A saída de Dias Toffoli da relatoria do caso Master não foi jurídica, foi política. Segundo apuração de Andréia Sadi, a reunião entre os ministros foi tensa, daquelas em que ninguém levanta a voz, mas todos entendem o recado. Toffoli resistiu. Não queria deixar o processo. Acabou convencido. O argumento central não foi impedimento formal nem suspeição. Foi desgaste. De imagem, de biografia e, sobretudo, do próprio Supremo Tribunal Federal.
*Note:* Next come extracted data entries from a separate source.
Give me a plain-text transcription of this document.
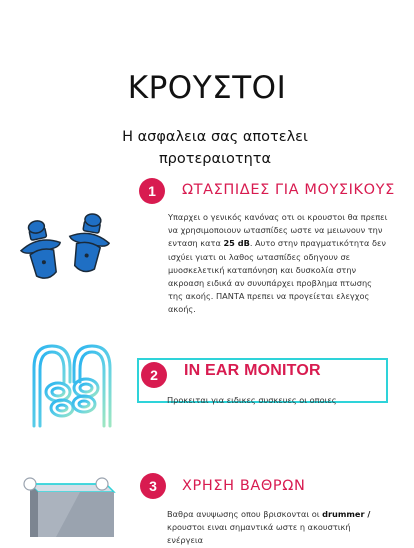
ΚΡΟΥΣΤΟΙ
Η ασφαλεια σας αποτελει προτεραιοτητα
1	ΩΤΑΣΠΙΔΕΣ ΓΙΑ ΜΟΥΣΙΚΟΥΣ
Υπαρχει ο γενικός κανόνας οτι οι κρουστοι θα πρεπει
να χρησιμοποιουν ωτασπίδες ωστε να μειωνουν την
ενταση κατα 25 dB. Αυτο στην πραγματικότητα δεν
ισχύει γιατι οι λαθος ωτασπίδες οδηγουν σε
μυοσκελετική καταπόνηση και δυσκολία στην
ακροαση ειδικά αν συνυπάρχει προβλημα πτωσης
της ακοής. ΠΑΝΤΑ πρεπει να προγείεται ελεγχος
ακοής.
2	IN EAR MONITOR
Προκειται για ειδικες συσκευες οι οποιες
3	ΧΡΗΣΗ ΒΑΘΡΩΝ
Βαθρα ανυψωσης οπου βρισκονται οι drummer /
κρουστοι ειναι σημαντικά ωστε η ακουστική ενέργεια
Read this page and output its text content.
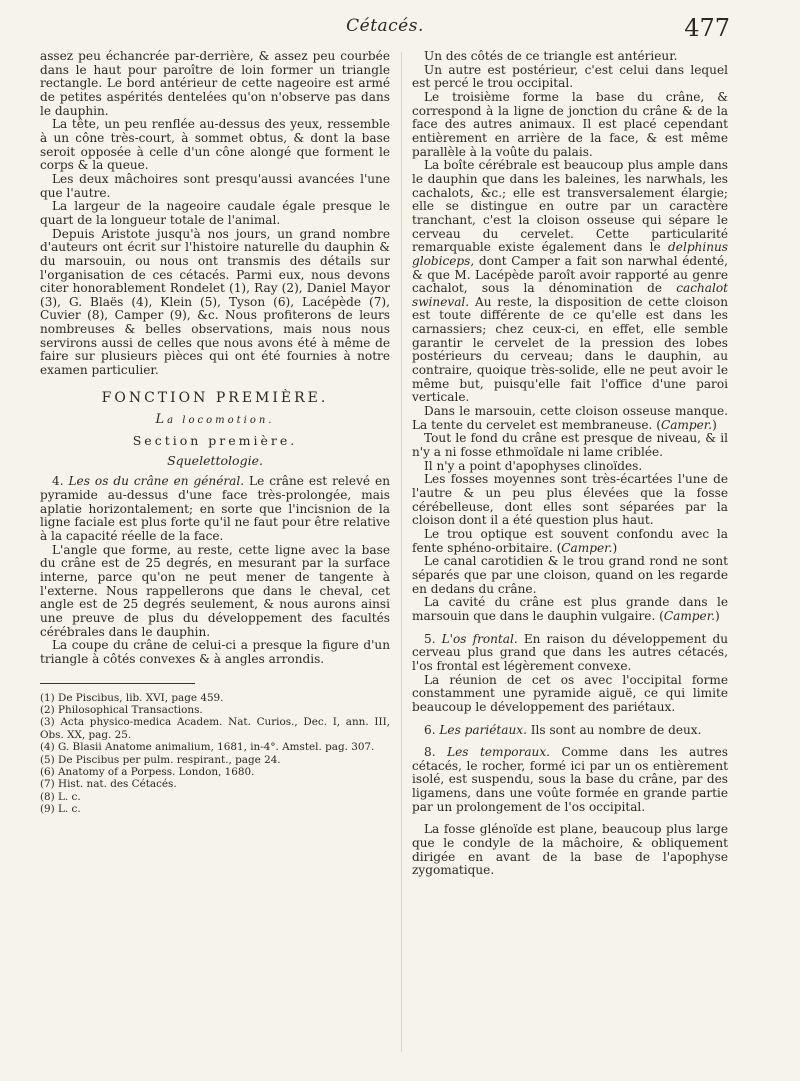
Cétacés.	477

assez peu échancrée par-derrière, & assez peu courbée dans le haut pour paroître de loin former un triangle rectangle. Le bord antérieur de cette nageoire est armé de petites aspérités dentelées qu'on n'observe pas dans le dauphin.

La tête, un peu renflée au-dessus des yeux, ressemble à un cône très-court, à sommet obtus, & dont la base seroit opposée à celle d'un cône alongé que forment le corps & la queue.

Les deux mâchoires sont presqu'aussi avancées l'une que l'autre.

La largeur de la nageoire caudale égale presque le quart de la longueur totale de l'animal.

Depuis Aristote jusqu'à nos jours, un grand nombre d'auteurs ont écrit sur l'histoire naturelle du dauphin & du marsouin, ou nous ont transmis des détails sur l'organisation de ces cétacés. Parmi eux, nous devons citer honorablement Rondelet (1), Ray (2), Daniel Mayor (3), G. Blaës (4), Klein (5), Tyson (6), Lacépède (7), Cuvier (8), Camper (9), &c. Nous profiterons de leurs nombreuses & belles observations, mais nous nous servirons aussi de celles que nous avons été à même de faire sur plusieurs pièces qui ont été fournies à notre examen particulier.

FONCTION PREMIÈRE.
La locomotion.
Section première.
Squelettologie.

4. Les os du crâne en général. Le crâne est relevé en pyramide au-dessus d'une face très-prolongée, mais aplatie horizontalement; en sorte que l'incisnion de la ligne faciale est plus forte qu'il ne faut pour être relative à la capacité réelle de la face.

L'angle que forme, au reste, cette ligne avec la base du crâne est de 25 degrés, en mesurant par la surface interne, parce qu'on ne peut mener de tangente à l'externe. Nous rappellerons que dans le cheval, cet angle est de 25 degrés seulement, & nous aurons ainsi une preuve de plus du développement des facultés cérébrales dans le dauphin.

La coupe du crâne de celui-ci a presque la figure d'un triangle à côtés convexes & à angles arrondis.

(1) De Piscibus, lib. XVI, page 459.
(2) Philosophical Transactions.
(3) Acta physico-medica Academ. Nat. Curios., Dec. I, ann. III, Obs. XX, pag. 25.
(4) G. Blasii Anatome animalium, 1681, in-4°. Amstel. pag. 307.
(5) De Piscibus per pulm. respirant., page 24.
(6) Anatomy of a Porpess. London, 1680.
(7) Hist. nat. des Cétacés.
(8) L. c.
(9) L. c.

Un des côtés de ce triangle est antérieur.

Un autre est postérieur, c'est celui dans lequel est percé le trou occipital.

Le troisième forme la base du crâne, & correspond à la ligne de jonction du crâne & de la face des autres animaux. Il est placé cependant entièrement en arrière de la face, & est même parallèle à la voûte du palais.

La boîte cérébrale est beaucoup plus ample dans le dauphin que dans les baleines, les narwhals, les cachalots, &c.; elle est transversalement élargie; elle se distingue en outre par un caractère tranchant, c'est la cloison osseuse qui sépare le cerveau du cervelet. Cette particularité remarquable existe également dans le delphinus globiceps, dont Camper a fait son narwhal édenté, & que M. Lacépède paroît avoir rapporté au genre cachalot, sous la dénomination de cachalot swineval. Au reste, la disposition de cette cloison est toute différente de ce qu'elle est dans les carnassiers; chez ceux-ci, en effet, elle semble garantir le cervelet de la pression des lobes postérieurs du cerveau; dans le dauphin, au contraire, quoique très-solide, elle ne peut avoir le même but, puisqu'elle fait l'office d'une paroi verticale.

Dans le marsouin, cette cloison osseuse manque. La tente du cervelet est membraneuse. (Camper.)

Tout le fond du crâne est presque de niveau, & il n'y a ni fosse ethmoïdale ni lame criblée.

Il n'y a point d'apophyses clinoïdes.

Les fosses moyennes sont très-écartées l'une de l'autre & un peu plus élevées que la fosse cérébelleuse, dont elles sont séparées par la cloison dont il a été question plus haut.

Le trou optique est souvent confondu avec la fente sphéno-orbitaire. (Camper.)

Le canal carotidien & le trou grand rond ne sont séparés que par une cloison, quand on les regarde en dedans du crâne.

La cavité du crâne est plus grande dans le marsouin que dans le dauphin vulgaire. (Camper.)

5. L'os frontal. En raison du développement du cerveau plus grand que dans les autres cétacés, l'os frontal est légèrement convexe.

La réunion de cet os avec l'occipital forme constamment une pyramide aiguë, ce qui limite beaucoup le développement des pariétaux.

6. Les pariétaux. Ils sont au nombre de deux.

8. Les temporaux. Comme dans les autres cétacés, le rocher, formé ici par un os entièrement isolé, est suspendu, sous la base du crâne, par des ligamens, dans une voûte formée en grande partie par un prolongement de l'os occipital.

La fosse glénoïde est plane, beaucoup plus large que le condyle de la mâchoire, & obliquement dirigée en avant de la base de l'apophyse zygomatique.
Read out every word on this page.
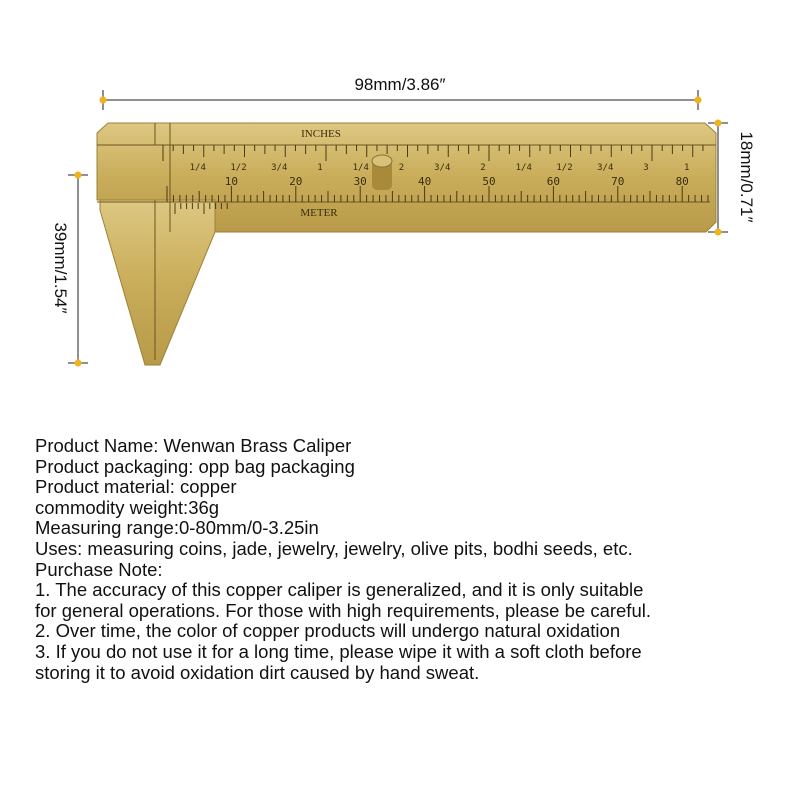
10	20	30	40	50	60	70	80
1/4	1/2	3/4	1	1/4	2	3/4	2	1/4	1/2	3/4	3	1
INCHES
METER
98mm/3.86″
39mm/1.54″
18mm/0.71″
Product Name: Wenwan Brass Caliper
Product packaging: opp bag packaging
Product material: copper
commodity weight:36g
Measuring range:0-80mm/0-3.25in
Uses: measuring coins, jade, jewelry, jewelry, olive pits, bodhi seeds, etc.
Purchase Note:
1. The accuracy of this copper caliper is generalized, and it is only suitable
for general operations. For those with high requirements, please be careful.
2. Over time, the color of copper products will undergo natural oxidation
3. If you do not use it for a long time, please wipe it with a soft cloth before
storing it to avoid oxidation dirt caused by hand sweat.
Havia ainda outro elemento sensível: o incômodo dos ministros com a atuação da Polícia Federal, que teria investigado o magistrado sem autorização judicial. O material chegou às mãos da Corte e elevou a temperatura. Para parte do tribunal, a linha foi ultrapassada. A solução construída teve cálculo cirúrgico: Toffoli não seria declarado suspeito — o que teria peso institucional —, mas se afastaria espontaneamente. Preserva-se o ministro, preserva-se o tribunal, evita-se a fotografia do conflito. A proposta partiu de Flávio Dino. Nos bastidores, foi lida como a única saída politicamente viável. Em Brasília, às vezes, não se troca o relator por falta de regra. Troca-se por excesso de ruído.